When the fulness of time came, in her and through her, mankind was deemed ready to receive the Saviour and Redeemer promised by the prophets. At that moment she represented the whole of creation, as she was the best fruit of it through her own efforts which met with the grace of God. ‘Behold the handmaid of the Lord; be it done unto me according to thy word’ (Lk 1,38).
By her complete obedience to the will of God she restored the possibility of direct communication between the Creator and his creation, broken by sin and disobedience, and became a ‘bridge from earth to Heaven’ (The Akathistos). In fact, correcting the misdeed of the first Eve, Mary became the second or the new Eve bringing mankind back to Christ, the new Adam: ‘thou, far famed, hast paid back the old debt of Eve by the new Adam appearing for our sake’ (Sunday Matins, tone 1). Or, in the words of another canticle: ‘In past times the serpent trampled me and put me to death through our mother Eve: while now he who fashioned me, has through thee, O pure Virgin, called me up from corruption’ (Sunday Matins, tone 8).
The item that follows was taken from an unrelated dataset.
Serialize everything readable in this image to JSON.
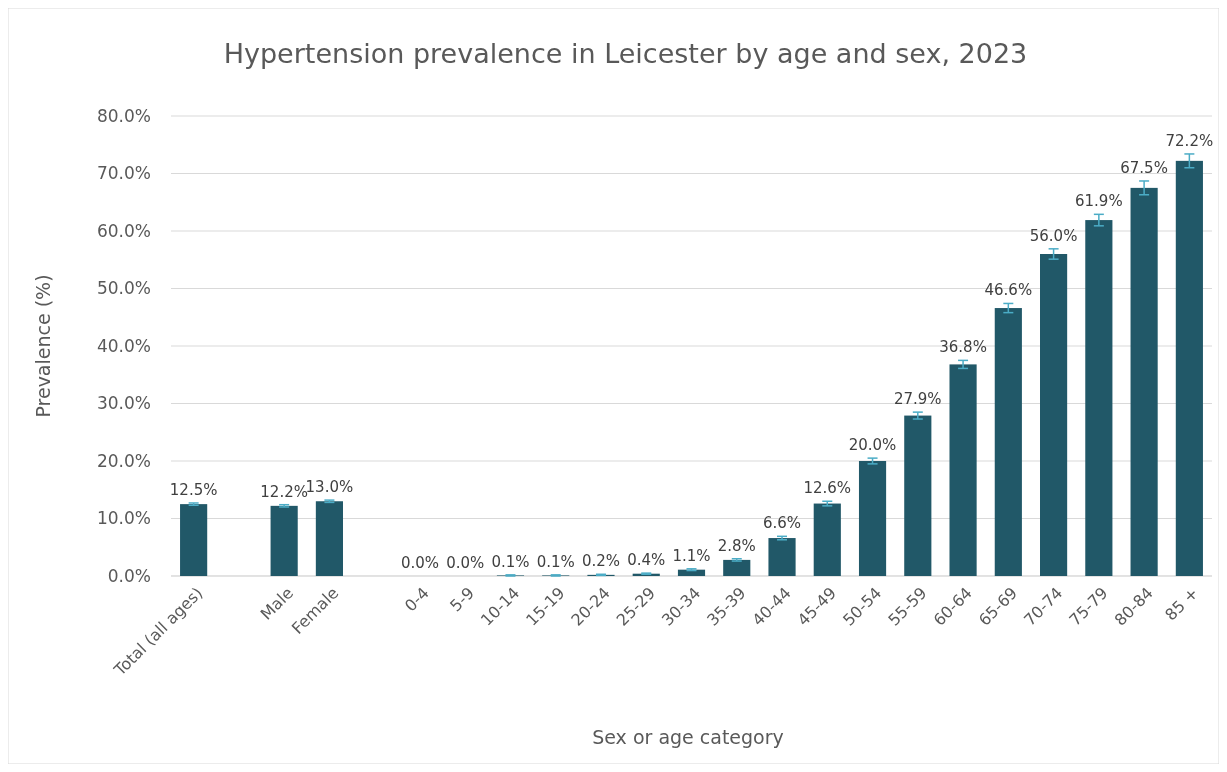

The christological orientation of orthodox mariology with its particular stress on the mystery of the Incarnation is to be referred directly to the third Ecumenical Council of Ephesus, A.D. 431. This Council in its deliberations on the nature of Christ, the second person of the holy Trinity, the only-begotten Son of God consubstantial with the Father, called Mary the true Theotokos, the Mother of God. ‘The name Theotokos stresses the fact that the child whom Mary bore was not a “simple man”, not a human person, but the only-begotten Son of God, one of the holy Trinity, yet incarnate.
This is obviously the cornerstone of the orthodox faith. Thus, the veneration of the Theotokos is inseparable from the magnification of Christ, the Incarnate God, the Word.